The stampede out of equities has driven investors towards safe haven assets such as the Japanese yen -- a currency that has risen sharply this year as its appeal grows whenever risk appetite wanes. With the financial crisis expected to intensify, analysts are now expecting further support for the low-yielding yen. Just how much higher can it go against the U.S. dollar?
In the FX market, technical analysis provides very good solutions for short term trending and rally behaviour. It is an effective traders tool. Broader currency movements are heavily influenced by political considerations and politics does not fit well with technical analysis.
These caveats are relevant when we look at the JPY-USD daily chart. The feature that jumps off the chart is the rounding pattern that started in March 2008. It's not a perfect pattern.
The blip above the upper edge of the pattern in August must be considered when assessing the reliability of the pattern. The retreat away from the pattern line in November also reduces compliance with the pattern. When price activity matches the chart pattern construction exactly then we have a high level of confidence in the pattern targets. The greater the non-compliance with the perfect chart pattern, the lower the level of reliability for the pattern targets.
Additionally a rounding top pattern develops at the top of a trend rise. This rounding pattern develops as part of a retreat that started in mid-2007. There are many features suggesting our analysis should be applied with caution.
The rounding top is a long term trend reversal pattern. In stocks and Indices it is used to set minimum downside targets as we have discussed in previous columns when analysing the activity on the S&P 500. When we apply this same analysis method to the JPY-USD daily chart it delivers a downside target near 83. We use two separate approaches to validate the targets.
The lip of the rounding top is located near 96. The rounding top pattern is invalidated by a sustained rise above 96 that is outside the round top trend line.
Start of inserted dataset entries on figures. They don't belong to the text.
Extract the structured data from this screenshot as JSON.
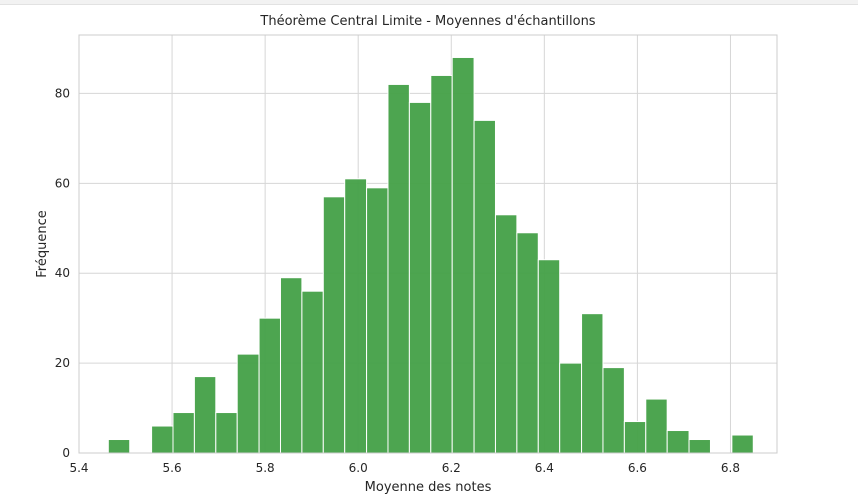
{
  "chart_data": {
    "type": "bar",
    "title": "Théorème Central Limite - Moyennes d'échantillons",
    "xlabel": "Moyenne des notes",
    "ylabel": "Fréquence",
    "xlim": [
      5.4,
      6.9
    ],
    "ylim": [
      0,
      93
    ],
    "xticks": [
      "5.4",
      "5.6",
      "5.8",
      "6.0",
      "6.2",
      "6.4",
      "6.6",
      "6.8"
    ],
    "yticks": [
      "0",
      "20",
      "40",
      "60",
      "80"
    ],
    "grid": true,
    "bar_color": "#43a047",
    "bins": [
      {
        "x0": 5.463,
        "x1": 5.509,
        "count": 3
      },
      {
        "x0": 5.509,
        "x1": 5.556,
        "count": 0
      },
      {
        "x0": 5.556,
        "x1": 5.602,
        "count": 6
      },
      {
        "x0": 5.602,
        "x1": 5.648,
        "count": 9
      },
      {
        "x0": 5.648,
        "x1": 5.694,
        "count": 17
      },
      {
        "x0": 5.694,
        "x1": 5.74,
        "count": 9
      },
      {
        "x0": 5.74,
        "x1": 5.787,
        "count": 22
      },
      {
        "x0": 5.787,
        "x1": 5.833,
        "count": 30
      },
      {
        "x0": 5.833,
        "x1": 5.879,
        "count": 39
      },
      {
        "x0": 5.879,
        "x1": 5.925,
        "count": 36
      },
      {
        "x0": 5.925,
        "x1": 5.971,
        "count": 57
      },
      {
        "x0": 5.971,
        "x1": 6.018,
        "count": 61
      },
      {
        "x0": 6.018,
        "x1": 6.064,
        "count": 59
      },
      {
        "x0": 6.064,
        "x1": 6.11,
        "count": 82
      },
      {
        "x0": 6.11,
        "x1": 6.156,
        "count": 78
      },
      {
        "x0": 6.156,
        "x1": 6.202,
        "count": 84
      },
      {
        "x0": 6.202,
        "x1": 6.249,
        "count": 88
      },
      {
        "x0": 6.249,
        "x1": 6.295,
        "count": 74
      },
      {
        "x0": 6.295,
        "x1": 6.341,
        "count": 53
      },
      {
        "x0": 6.341,
        "x1": 6.387,
        "count": 49
      },
      {
        "x0": 6.387,
        "x1": 6.433,
        "count": 43
      },
      {
        "x0": 6.433,
        "x1": 6.48,
        "count": 20
      },
      {
        "x0": 6.48,
        "x1": 6.526,
        "count": 31
      },
      {
        "x0": 6.526,
        "x1": 6.572,
        "count": 19
      },
      {
        "x0": 6.572,
        "x1": 6.618,
        "count": 7
      },
      {
        "x0": 6.618,
        "x1": 6.664,
        "count": 12
      },
      {
        "x0": 6.664,
        "x1": 6.711,
        "count": 5
      },
      {
        "x0": 6.711,
        "x1": 6.757,
        "count": 3
      },
      {
        "x0": 6.757,
        "x1": 6.803,
        "count": 0
      },
      {
        "x0": 6.803,
        "x1": 6.849,
        "count": 4
      }
    ]
  }
}
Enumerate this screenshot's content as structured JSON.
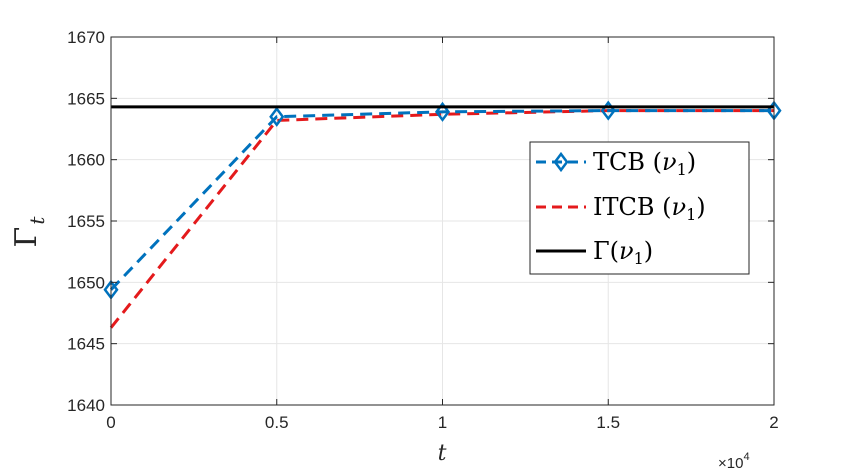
{
  "chart_data": {
    "type": "line",
    "xlabel": "t",
    "ylabel": "Γ",
    "ylabel_sub": "t",
    "x_multiplier": "×10",
    "x_multiplier_exp": "4",
    "xlim": [
      0,
      2
    ],
    "ylim": [
      1640,
      1670
    ],
    "grid": true,
    "legend_position": "right-middle",
    "x_ticks": [
      "0",
      "0.5",
      "1",
      "1.5",
      "2"
    ],
    "y_ticks": [
      "1640",
      "1645",
      "1650",
      "1655",
      "1660",
      "1665",
      "1670"
    ],
    "x": [
      0,
      0.5,
      1,
      1.5,
      2
    ],
    "series": [
      {
        "name": "TCB (ν₁)",
        "legend_main": "TCB (",
        "legend_var": "ν",
        "legend_sub": "1",
        "legend_tail": ")",
        "values": [
          1649.4,
          1663.5,
          1663.9,
          1664.0,
          1664.0
        ],
        "color": "#0072BD",
        "style": "dashed",
        "marker": "diamond"
      },
      {
        "name": "ITCB (ν₁)",
        "legend_main": "ITCB (",
        "legend_var": "ν",
        "legend_sub": "1",
        "legend_tail": ")",
        "values": [
          1646.3,
          1663.2,
          1663.7,
          1664.0,
          1664.0
        ],
        "color": "#E41A1C",
        "style": "dashed",
        "marker": "none"
      },
      {
        "name": "Γ(ν₁)",
        "legend_main": "Γ(",
        "legend_var": "ν",
        "legend_sub": "1",
        "legend_tail": ")",
        "values": [
          1664.3,
          1664.3,
          1664.3,
          1664.3,
          1664.3
        ],
        "color": "#000000",
        "style": "solid",
        "marker": "none"
      }
    ]
  }
}
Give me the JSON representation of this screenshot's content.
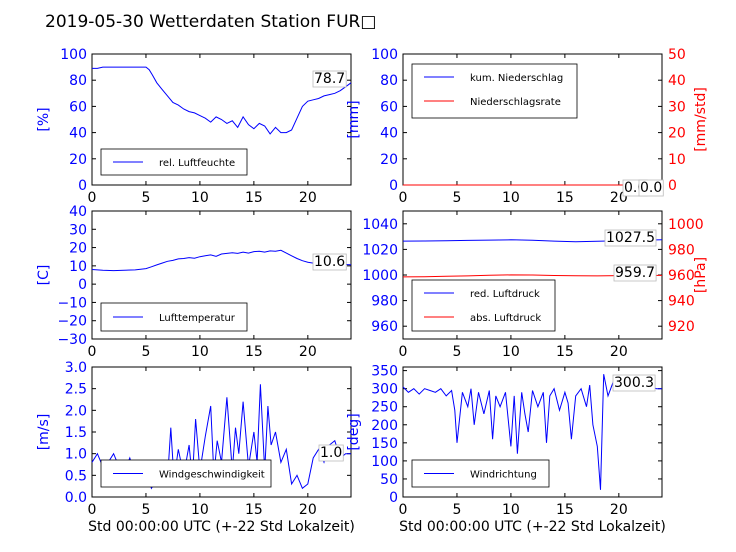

Increments above 96 inside the rounding top pattern are not important. The pattern is invalidated when price moves above the curved trend line used to define the rounding top. A move above 96 under these conditions sets an initial upside target near 102.
A retreat away from 96 confirms resistance at 96 and the strength of the rounding top pattern. The downside chart pattern projection target near 83 is assessed against historical support activity. When the projected target matches previous support activity it increases the reliability of the target projection.
When we shift view to a monthly chart the landscape between support around 102 and 83 is bleak. There is minor support near 86. In 1995 the JPY-USD chart dipped to 80. It was part of an inverted head and shoulder pattern. The neckline for this inverted pattern was at 96. This is the same level as the base of the rounding top pattern on the current daily chart.
The pattern of historical activity suggests there is a high probability the JPY-USD will move towards 86. The chart pattern analysis suggests a temporary dip towards the target level of 83. Historical activity suggests a rapid spike low towards 80 is also possible. The chart pattern is not perfect, but its bearish significance cannot be ignored. There is a high probability of a test of historical support near 86.